According to the Mintel GNPD, between 2017 and 2018 there was a 23% rise in the number of new chocolate products launched at Easter – move over Christmas. Manufacturers and retailers are supplying consumers with an abundance of choice and diversity to suit every sweet tooth and every budget. So the question is, why do we see so many copycats?
It was highlighted in the press last year that Aldi’s range of budget chocolate rabbits for Easter bore more than a striking similarity to the more expensive branded version produced by Swiss chocolate maker, Lindt.
In this particular case, Lindt is somewhat stuck because of a previous lawsuit which they raised (and lost) against their Austrian rival, Hauswirth. Lindt’s complaint that their gold rabbit was being infringed was rejected by the EU Intellectual Property Office, but also by subsequent EU courts of appeal. According to the courts, the bunny lacks the distinctiveness required for trade mark protection and so it’s been open season on the poor rabbit ever since.
Lindt aren’t the only brand to suffer at the hands of big retailers who like to play the imitation game though, and the battle between copycat brands and market leaders has become a recurrent problem.
It’s clear that retailers imitate higher cost brands in order to take advantage of their status, but if the “why” is simple then the “how” is more complicated. Research suggests that there are two types of copycat branding; perceptual and thematic.
Perceptual imitation is relatively straightforward and occurs when the copying product is packaged in a way that resembles the competition. This may occur through the use of the same colours, fonts, words or even the same letters within a word.
Thematic imitation on the other hand is more general and relies on the suggestion that the leading brand makes about itself. For example, although the packaging of the two products below looks different, the theme of the market leading oats brand on the left combines rural simplicity with ease of use, both of which are echoed in the own brand on the right.
From a legal perspective, ‘Perceptual Imitation’ has been at the centre of most high-profile cases, even where there is no clear trade mark infringement. This is because the question of whether consumers are fooled by lookalikes is much easier to prove when the packaging is similar.
There have been some definite wins for brands, including the landmark case of United Biscuits who sued the supermarket chain Asda for a passing off infringement against its Penguin bar.
Among the more mixed results, however, was Unilever vs Albert Heijn, a Dutch retailer. Albert Heijn was accused of using its dominant market position to confuse shoppers with its own house brands which looked similar to Unilever’s.
Unilever sued over thirteen of Albert Heijn brands, but only two cases were found in their favour. While many observers saw the case as a victory of sorts for Albert Heijn, the case further fed into the general sense that there is really no one legal position on copycats brands and that the individual perception of consumers is crucial.

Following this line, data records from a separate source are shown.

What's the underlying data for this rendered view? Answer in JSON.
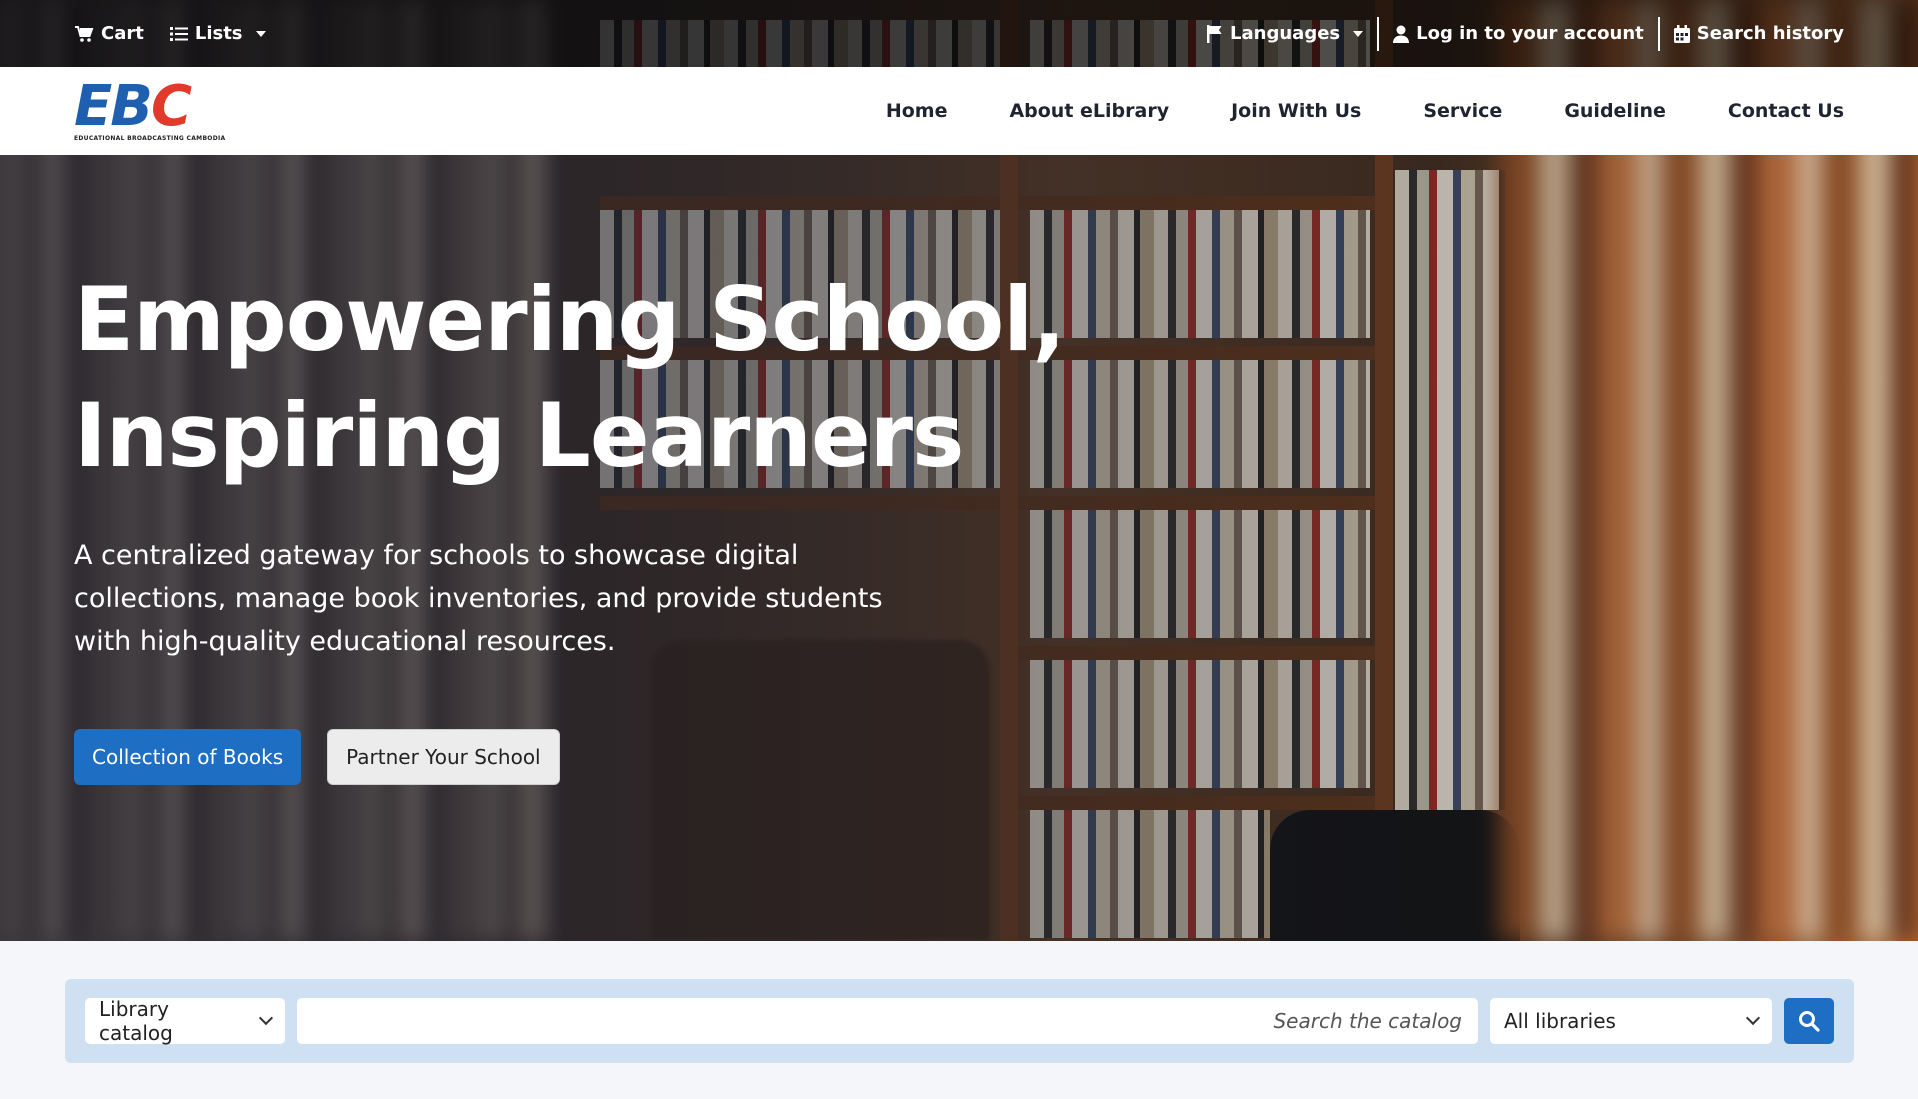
{
  "utility": {
    "cart_label": "Cart",
    "lists_label": "Lists",
    "languages_label": "Languages",
    "login_label": "Log in to your account",
    "search_history_label": "Search history"
  },
  "logo": {
    "mark_e": "E",
    "mark_b": "B",
    "mark_c": "C",
    "subtitle": "EDUCATIONAL BROADCASTING CAMBODIA"
  },
  "nav": {
    "items": [
      "Home",
      "About eLibrary",
      "Join With Us",
      "Service",
      "Guideline",
      "Contact Us"
    ]
  },
  "hero": {
    "title_line1": "Empowering School,",
    "title_line2": "Inspiring Learners",
    "description": "A centralized gateway for schools to showcase digital collections, manage book inventories, and provide students with high-quality educational resources.",
    "primary_button": "Collection of Books",
    "secondary_button": "Partner Your School"
  },
  "search": {
    "type_selected": "Library catalog",
    "placeholder": "Search the catalog",
    "library_selected": "All libraries"
  },
  "colors": {
    "brand_blue": "#1e6ec4",
    "logo_blue": "#1e5fb0",
    "logo_red": "#e23a2a",
    "search_bar_bg": "#cfe0f3"
  },
  "icons": [
    "cart-icon",
    "list-icon",
    "flag-icon",
    "user-icon",
    "calendar-icon",
    "search-icon"
  ]
}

If the court cases come down to whether individuals can really differentiate between packaging, then what does the research really show?
Another study found the same purchases of own brand products had resulted in 38% of deceived shoppers feeling annoyed at the error. If these figures are true, could brands potentially be losing a huge amount of sales?
Delving deeper, the picture is less clear. Three Dutch studies on consumer perception were carried out in 2010, all of which had interesting results. Crucially, when respondents examined a range of products they gave a higher approval rating for own brand products which used the same theme but which didn’t infringe or copy the market leading product. It seems, customers in this case wanted something different than simple copycats.
When asked whether or not they believed own brand copying was fair, the results were surprisingly unanimous; not only were shoppers consistently aware of the imitation, but they also believed that it was demonstrably unfair.
‘Shoppers were consistently aware of the imitation, but they also believed that it was demonstrably unfair.’
So the overall landscape for those products which may be viewed as “passing off” established brands is a complex one. The courts are undecided, which can be problematic for brands, but there may also be good news on the consumer side.
The research cited above suggests that not only were the public not “tricked” into buying cheaper brands with similar packaging, but that many of them were actively dismissive of products which deployed such tactics.
What this suggested to brands is that the cases of them losing sales from confused shoppers are actually limited. Many customers see through the tactics and it actively creates negative attitudes towards the retailer.
Ultimately, for a brand to best protect itself, developing a totally unique product and sales proposition is the thing that will win long-term customers. If you manufacture something of fundamentally good quality, and fully protect your IP rights with smart planning then people will return to you.
Beyond that, perhaps the best thing is just to be a little flattered by those clamouring at your heels
After all, Lindt have sold more than 135 million chocolate rabbits, so they can’t be doing so badly.